Red Lodge Clay Center, Short-Term Resident (MJ Do Good) 2019

Casey Whittier is an artist based in Kansas City, MO. She earned her MFA from the University of Colorado at Boulder and her BFA from Kansas City Art Institute. Recent exhibitions include: CU Boulder Art Museum, Jane Hartsook Gallery at Greenwich House Pottery, Daum Museum of Contemporary Art, Index Gallery, and Craft Alliance. Whittier has been a resident artist at Red Lodge Clay Center, the University of Florida, and ArtFarm, among others. She teaches ceramics and social practice at the Kansas City Art Institute, is the president of ArtAxis, and works with The Land Institute on their ongoing research into sustainable food and oilseed production.

 

My work is often born from one of the following experiences: an indescribable feeling of excitement; a nagging contradiction; a need to share something that I cannot yet explain; an obsession; a question or series of questions; a desire to respond to or reflect on a thought, feeling, or event; the recognition of something poignant or absurd; a deep pain; the experience of misunderstanding.
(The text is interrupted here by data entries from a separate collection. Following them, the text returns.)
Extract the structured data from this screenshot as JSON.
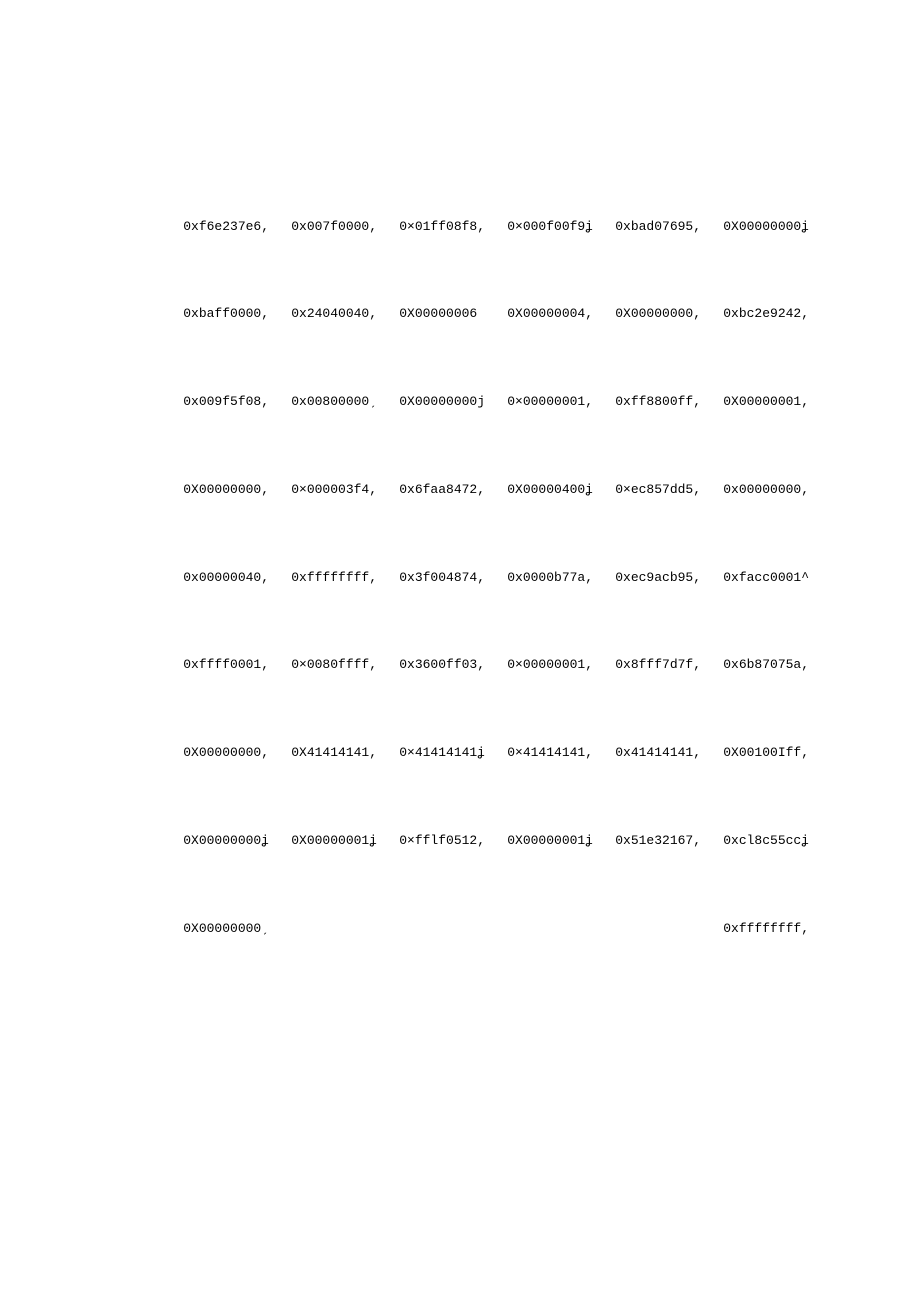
{
  "rows": [
    [
      "0xf6e237e6,",
      "0x007f0000,",
      "0×01ff08f8,",
      "0×000f00f9ʝ",
      "0xbad07695,",
      "0X00000000ʝ"
    ],
    [
      "0xbaff0000,",
      "0x24040040,",
      "0X00000006",
      "0X00000004,",
      "0X00000000,",
      "0xbc2e9242,"
    ],
    [
      "0x009f5f08,",
      "0x00800000ˏ",
      "0X00000000j",
      "0×00000001,",
      "0xff8800ff,",
      "0X00000001,"
    ],
    [
      "0X00000000,",
      "0×000003f4,",
      "0x6faa8472,",
      "0X00000400ʝ",
      "0×ec857dd5,",
      "0x00000000,"
    ],
    [
      "0x00000040,",
      "0xffffffff,",
      "0x3f004874,",
      "0x0000b77a,",
      "0xec9acb95,",
      "0xfacc0001^"
    ],
    [
      "0xffff0001,",
      "0×0080ffff,",
      "0x3600ff03,",
      "0×00000001,",
      "0x8fff7d7f,",
      "0x6b87075a,"
    ],
    [
      "0X00000000,",
      "0X41414141,",
      "0×41414141ʝ",
      "0×41414141,",
      "0x41414141,",
      "0X00100Iff,"
    ],
    [
      "0X00000000ʝ",
      "0X00000001ʝ",
      "0×fflf0512,",
      "0X00000001ʝ",
      "0x51e32167,",
      "0xcl8c55ccʝ"
    ],
    [
      "0X00000000ˏ",
      "",
      "",
      "",
      "",
      "0xffffffff,"
    ]
  ]
}
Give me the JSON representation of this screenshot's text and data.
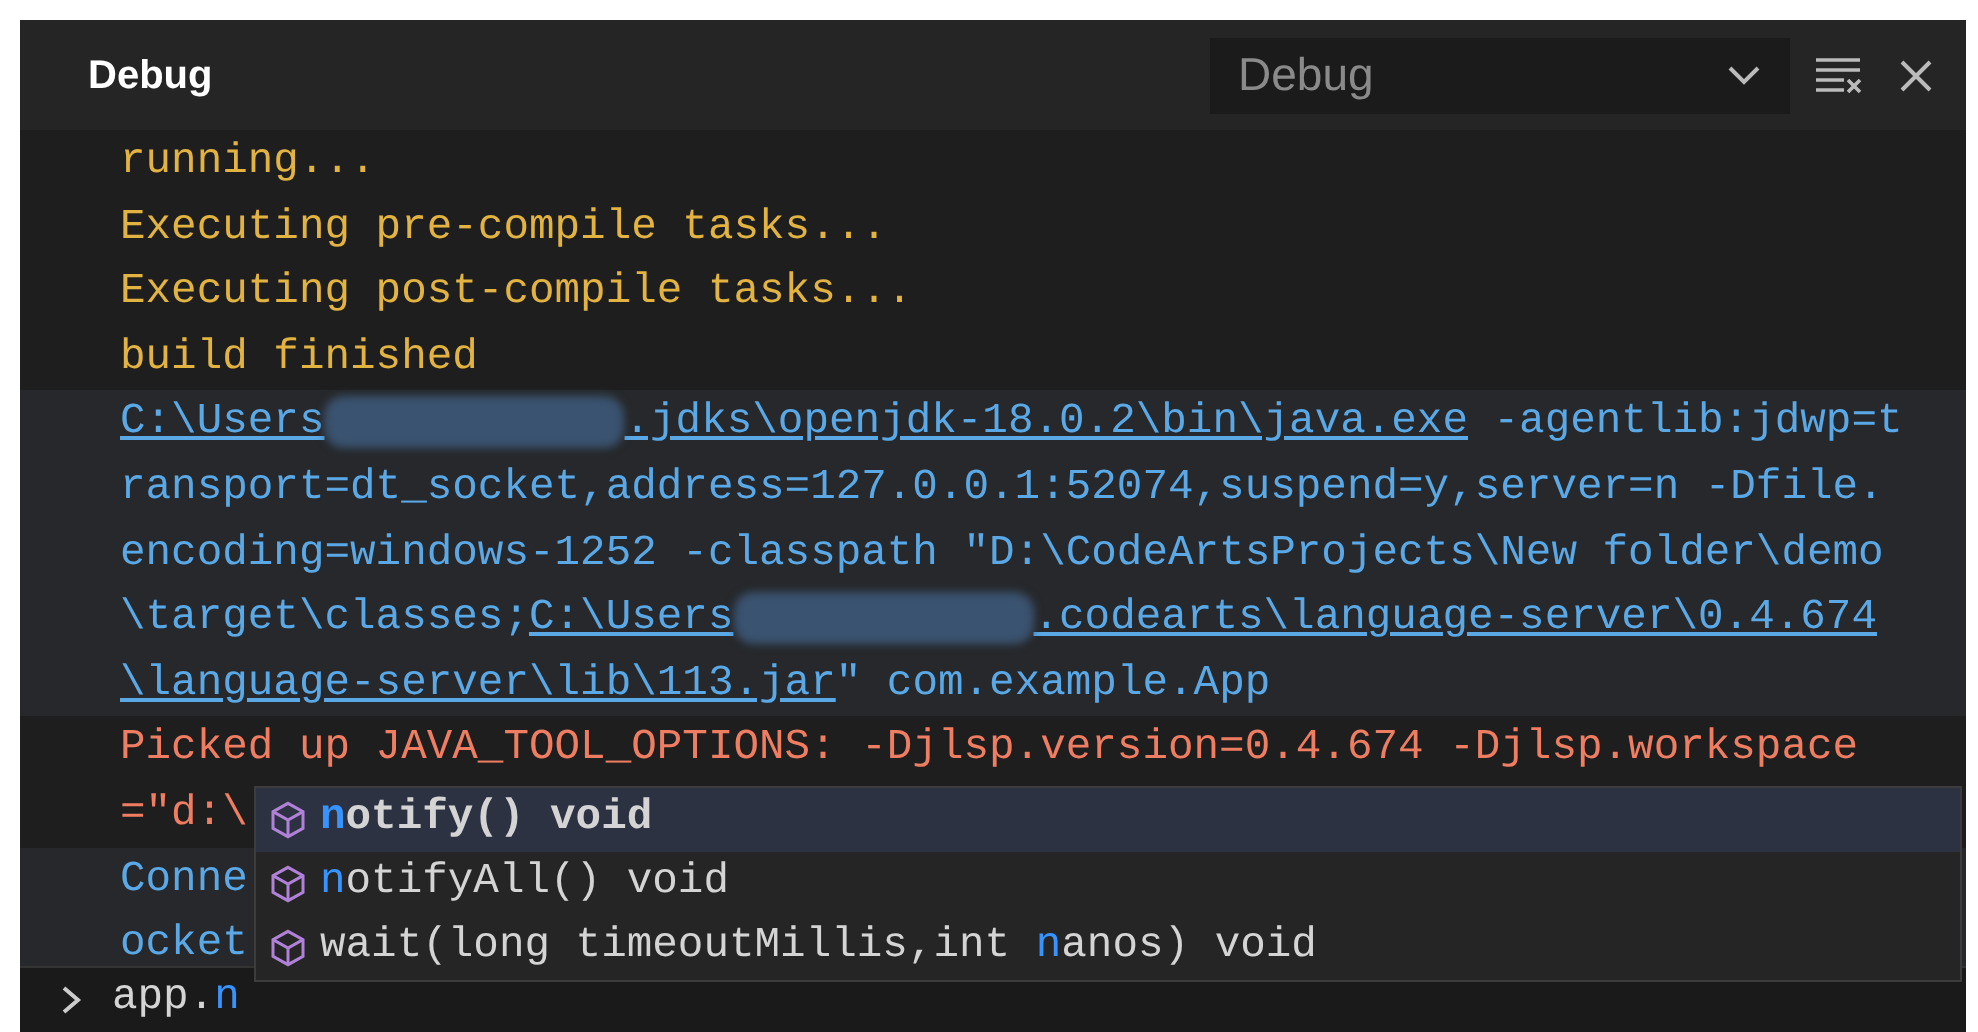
{
  "header": {
    "title": "Debug",
    "dropdown": {
      "value": "Debug"
    }
  },
  "output": [
    {
      "kind": "info",
      "lines": [
        [
          {
            "kind": "text",
            "text": "running..."
          }
        ],
        [
          {
            "kind": "text",
            "text": "Executing pre-compile tasks..."
          }
        ],
        [
          {
            "kind": "text",
            "text": "Executing post-compile tasks..."
          }
        ],
        [
          {
            "kind": "text",
            "text": "build finished"
          }
        ]
      ]
    },
    {
      "kind": "command",
      "lines": [
        [
          {
            "kind": "link",
            "text": "C:\\Users"
          },
          {
            "kind": "redacted"
          },
          {
            "kind": "link",
            "text": ".jdks\\openjdk-18.0.2\\bin\\java.exe"
          },
          {
            "kind": "text",
            "text": " -agentlib:jdwp=t"
          }
        ],
        [
          {
            "kind": "text",
            "text": "ransport=dt_socket,address=127.0.0.1:52074,suspend=y,server=n -Dfile."
          }
        ],
        [
          {
            "kind": "text",
            "text": "encoding=windows-1252 -classpath \"D:\\CodeArtsProjects\\New folder\\demo"
          }
        ],
        [
          {
            "kind": "text",
            "text": "\\target\\classes;"
          },
          {
            "kind": "link",
            "text": "C:\\Users"
          },
          {
            "kind": "redacted"
          },
          {
            "kind": "link",
            "text": ".codearts\\language-server\\0.4.674"
          }
        ],
        [
          {
            "kind": "link",
            "text": "\\language-server\\lib\\113.jar"
          },
          {
            "kind": "text",
            "text": "\" com.example.App"
          }
        ]
      ]
    },
    {
      "kind": "error",
      "lines": [
        [
          {
            "kind": "text",
            "text": "Picked up JAVA_TOOL_OPTIONS: -Djlsp.version=0.4.674 -Djlsp.workspace"
          }
        ],
        [
          {
            "kind": "text",
            "text": "=\"d:\\"
          }
        ]
      ]
    },
    {
      "kind": "command",
      "lines": [
        [
          {
            "kind": "text",
            "text": "Conne"
          }
        ],
        [
          {
            "kind": "text",
            "text": "ocket"
          }
        ]
      ]
    }
  ],
  "suggestions": [
    {
      "selected": true,
      "parts": [
        {
          "text": "n",
          "match": true
        },
        {
          "text": "otify() void",
          "match": false
        }
      ]
    },
    {
      "selected": false,
      "parts": [
        {
          "text": "n",
          "match": true
        },
        {
          "text": "otifyAll() void",
          "match": false
        }
      ]
    },
    {
      "selected": false,
      "parts": [
        {
          "text": "wait(long timeoutMillis,int ",
          "match": false
        },
        {
          "text": "n",
          "match": true
        },
        {
          "text": "anos) void",
          "match": false
        }
      ]
    }
  ],
  "input": {
    "parts": [
      {
        "text": "app.",
        "match": false
      },
      {
        "text": "n",
        "match": true
      }
    ]
  }
}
The systems of construction I use are adapted and adopted from historical craft disciplines. Although the unit or material may change from one work to another, these systems highlight the interdependence of each unit upon the whole. I use very simple tools and work in low-tech ways to keep evidence of the hand and the human embedded in the work.

The studio is an ecosystem of my making: I re-purpose as much as possible (my cast glass and clay are reclaimed materials or mixed in small batches and reused until no longer viable). I design to reduce my energy and material consumption and to consider the cyclical nature of materials and of making. I make. I unmake or, at times, I feel unmade. Living is a dynamic, daily process. Life is tenuous and thrilling, delicate and precarious, simple and complicated, wry and serious. I ask my work to embody these seemingly disparate realities.

Each sculpture and installation is a way to advocate for an intentional relationship with the worlds of material and metaphor. An exploration of touch and intuitive making is deeply embedded in my practice. Clay serves as palimpsest; I seek to exploit its inherent variations in surface and texture, its ability to mimic, to be thick, thin, ephemeral or permanent. The physical recordings that come through rolling, tearing, squishing, dipping, pushing, pinching, casting, and scratching become representations of touch, of thought, of time spent.